All Products
Search

This Product

    Container Service for Kubernetes:Security overview

    Document Center

    Container Service for Kubernetes:Security overview

    Last Updated:Aug 30, 2025

    Container Service for Kubernetes (ACK) provides a security overview feature. This feature helps you identify security risks and harden nodes, container images, container runtimes, and workload configurations to improve the security governance of your cloud resources and applications. This topic describes how to use the security overview feature.

    Usage notes

    This feature is in invitational preview. To use this feature, submit a ticket.

    Except for container runtime risks, the data for node vulnerabilities, container image risks, and workload configuration risks is delayed by 24 hours. After you grant the required permissions for the first time or fix risks, you must wait 24 hours for the latest data to be displayed on the Security Overview page.

    View the security overview

    1. Log on to the ACK console. In the navigation pane on the left, click Clusters.

    2. On the Clusters page, find the target cluster and click its name. In the navigation pane on the left, click Cluster Information.

    3. On the Cluster Information page, click the Security Overview tab.

      Category

      Description

      Cluster security risk

      Displays the overall security status of the cluster.

      Node vulnerabilities

      Displays node vulnerability risks. This feature is enabled by default.

      Container image risks

      Identifies security risks in container images from Container Registry Enterprise Edition (ACR EE). Authorization is required before use.

      Container runtime risks

      Provides real-time viewing of container runtime risks and real-time runtime protection. Container runtime risks are diagnosed by Security Center. You must purchase Security Center Premium Edition or a higher version. For more information, see Purchase Security Center.

      Workload configuration risks

      Helps you understand in real time whether the configurations of running applications have security risks. You must enable the configuration inspection feature before use.

    Cluster security risk

    Cluster security risk indicates the security risk level of a container cluster. The levels are defined as follows.

    • Healthy

      The cluster security risk level is Healthy if there are no high-severity node vulnerabilities, and scans for container image risks, container runtime risks, and workload configuration risks are enabled and detect no high-severity risks.

    • High

      The cluster security risk level is High if high-severity node vulnerabilities or high-severity container runtime risks are detected.

    • Medium

      The cluster security risk level is Medium in all other cases.

    Node vulnerabilities

    Node vulnerability scanning is enabled by default.

    At the bottom of the Security Overview page, click the Node Vulnerabilities tab. You can view the list of node vulnerabilities, which includes the corresponding node pools and the number of affected nodes in each node pool. Then, click Repair to go to the Node Pool Details page to fix the vulnerabilities. For more information about how to fix CVE vulnerabilities in a node pool, see Fix CVE vulnerabilities in the operating systems of a node pool.

    Note

    After you fix the vulnerabilities, it takes 24 hours for the related data on the Security Overview page to refresh.

    Container image risks

    You must grant permissions to ACR beforehand. On the Container Image Risks card, click Authorize and follow the prompts to complete the authorization. To disable the container image risk analysis feature, click Revoke Permission.

    Note

    After the authorization is complete, it takes 24 hours for the number of running container images in the current cluster and the associated security risks from ACR EE to be displayed.

    At the bottom of the Security Overview page, click the Container Image Risks tab. You can view the list of container image risks, which includes details such as the container image address, affected containers, and scan time. Then, click Repair to go to the corresponding image risk details page in ACR EE to view risk details and fix them.

    Note

    After you fix the risks, it takes 24 hours for the related data on the Security Overview page to refresh.

    Container runtime risks

    Container runtime risks are diagnosed by Security Center. You must purchase Security Center Premium Edition or a higher edition. For more information, see Purchase Security Center. After you purchase the required edition of Security Center, you can view container runtime risks in real time and enable real-time runtime protection.

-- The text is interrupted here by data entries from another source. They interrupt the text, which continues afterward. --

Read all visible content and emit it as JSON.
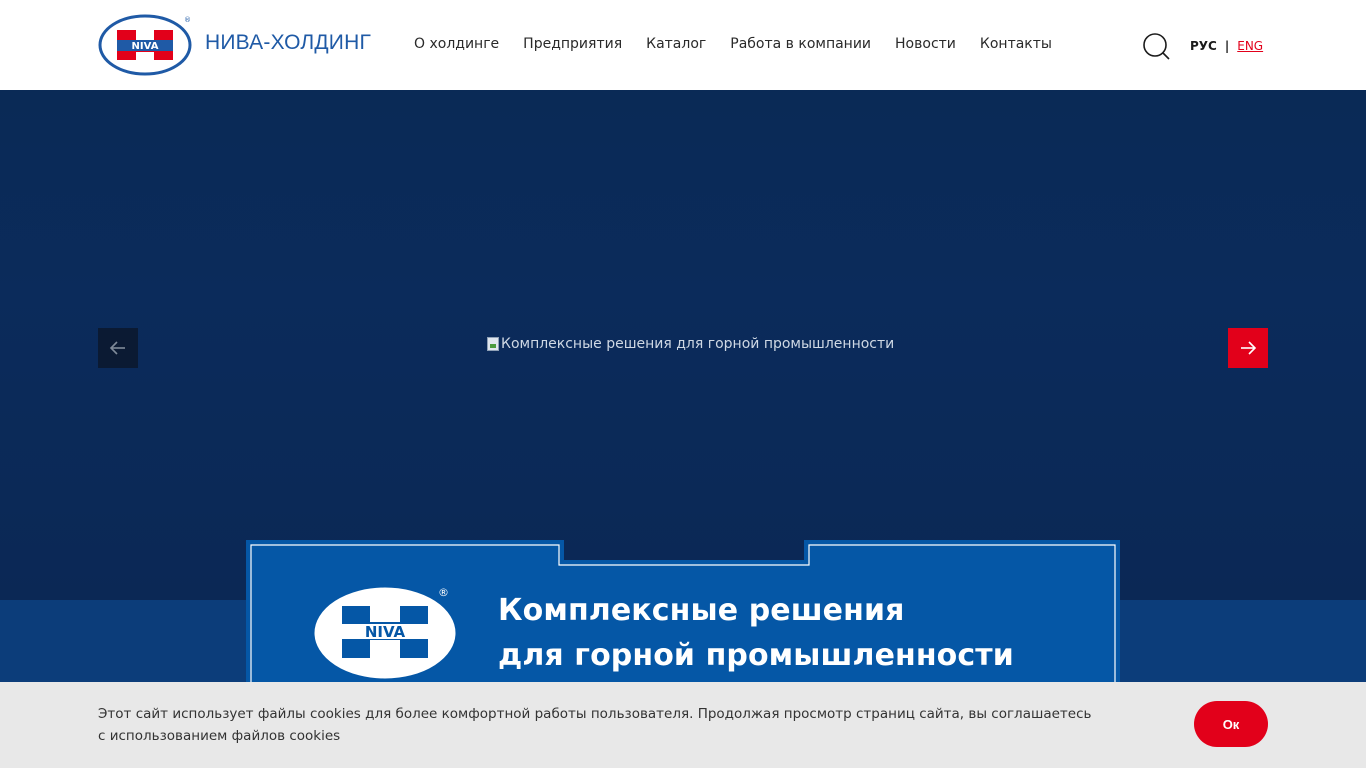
{
  "header": {
    "brand": "НИВА-ХОЛДИНГ",
    "logo_text": "NIVA",
    "nav": [
      {
        "label": "О холдинге"
      },
      {
        "label": "Предприятия"
      },
      {
        "label": "Каталог"
      },
      {
        "label": "Работа в компании"
      },
      {
        "label": "Новости"
      },
      {
        "label": "Контакты"
      }
    ],
    "search_icon": "search-icon",
    "lang": {
      "ru": "РУС",
      "sep": "|",
      "en": "ENG"
    }
  },
  "hero": {
    "image_alt": "Комплексные решения для горной промышленности",
    "prev_icon": "arrow-left-icon",
    "next_icon": "arrow-right-icon"
  },
  "banner": {
    "logo_text": "NIVA",
    "title_line1": "Комплексные решения",
    "title_line2": "для горной промышленности"
  },
  "cookie": {
    "text": "Этот сайт использует файлы cookies для более комфортной работы пользователя. Продолжая просмотр страниц сайта, вы соглашаетесь с использованием файлов cookies",
    "ok_label": "Ок"
  },
  "colors": {
    "brand_blue": "#1f5aa6",
    "accent_red": "#e2001a",
    "hero_dark": "#0b2b5b",
    "banner_blue": "#0557a6"
  }
}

    At the bottom of the Security Overview page, click the Container Runtime Risks tab. You can view the list of container runtime risks, which includes the alert name and alert description. Then, click Handle to go to the Security Monitoring page for risk administration.

    Workload configuration risks

    You must enable the configuration inspection feature beforehand. After you enable this feature, it takes 24 hours for the workload configuration and risk information for the current cluster to be displayed. For more information, see Perform an inspection.

    At the bottom of the Security Overview page, click the Workload Configuration Risks tab. You can view the risk descriptions and the corresponding hardening suggestions. Then, click View Details to go to the cluster's Configuration Inspection page to fix the risks.

    Note

    After you fix the risks, it takes 24 hours for the related data on the Security Overview page to refresh.